Il jeta un coup d’œil à l’ordinateur de la cuisine pour voir les nouvelles. Un lundi orageux. Hmm. De fortes tempêtes montaient en tourbillonnant de la zone subtropicale, et le bleu menthe glaciale de l’océan Arctique était ponctué par des taches blanches pareilles à un collier de marguerites drapé vers le sud. Les photos des satellites les plus élevés, qui couvraient l’essentiel de l’hémisphère Nord, rappelaient à Charlie à quoi sa peau ressemblait juste après le contact avec le sumac vénéneux. La veille, une énorme pustule blanche couvrait la Californie du Sud ; une autre, plus chaude que la normale, descendait vers eux, depuis le Saskatchewan, au Canada, énorme, pleine d’eau, capable de tout détruire sur son passage.

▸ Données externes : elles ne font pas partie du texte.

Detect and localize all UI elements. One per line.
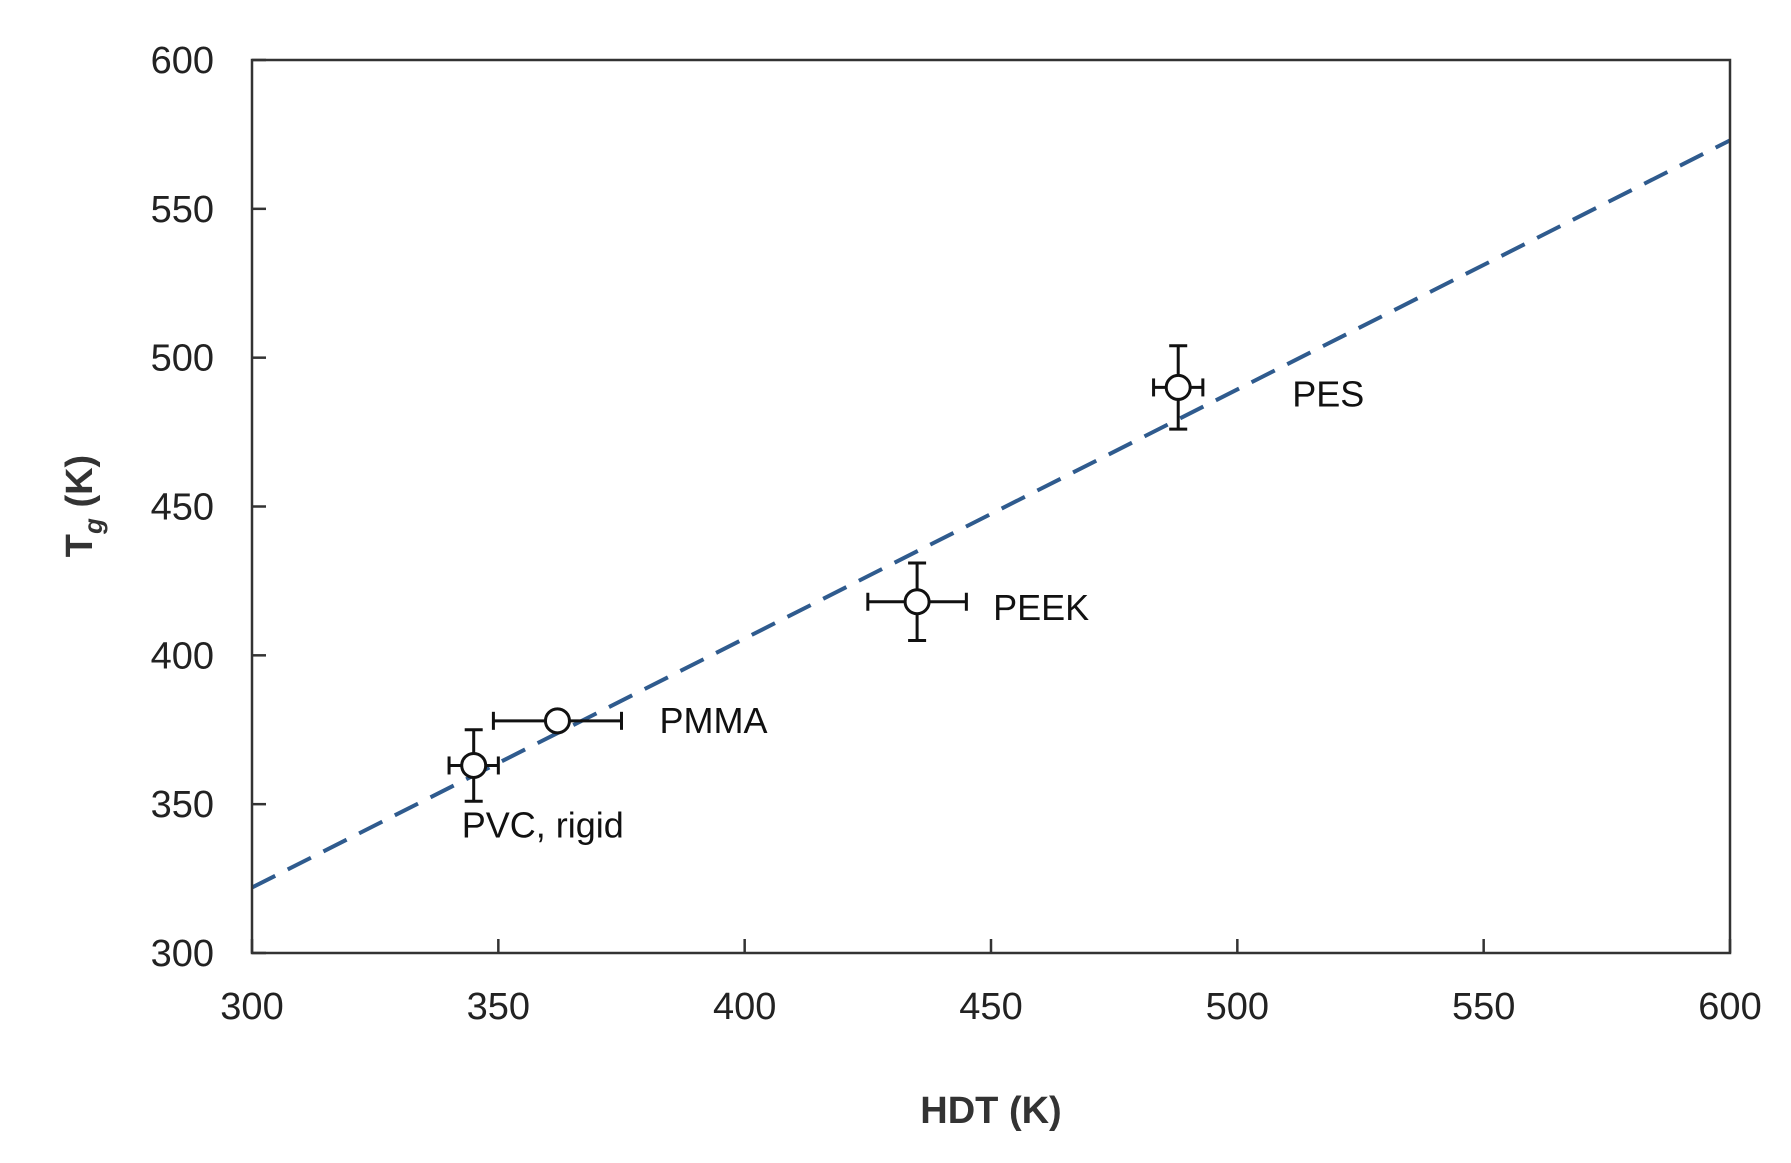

Les météorologues des médias faisaient déjà monter la mayonnaise. Ils décortiquaient frénétiquement le phénomène, non seulement de l’explosion arctique, mais aussi d’une tempête tropicale qui quittait maintenant les Bahamas, et qui avait fait moins de dégâts que prévu.
— « Peu impressionnante » ! Tu as entendu comment ce type a qualifié ça ? Mon Dieu ! Tout le monde devient critique. Voilà que les gens commentent le temps, maintenant !
— « De délicieux petits cirrus », dit Anna, de quelque part.
— Ouais. Et l’autre jour, j’ai entendu quelqu’un parler, à propos d’un orage approchant, de « menace caractérisée » !
— Du mélodrame, avança Anna. Le climat en tant qu’art brut. Du soap opéra. Ou une sorte de télé-réalité non scénarisée.
— Ou scénarisée.
— Tu ne crois pas que tu ferais mieux de rester à la maison ?
— Non, ça va aller.
— D’accord.
Anna aurait eu mauvaise grâce à lui dire que ce n’était pas raisonnable. Il en aurait fallu un paquet pour l’empêcher d’aller au boulot.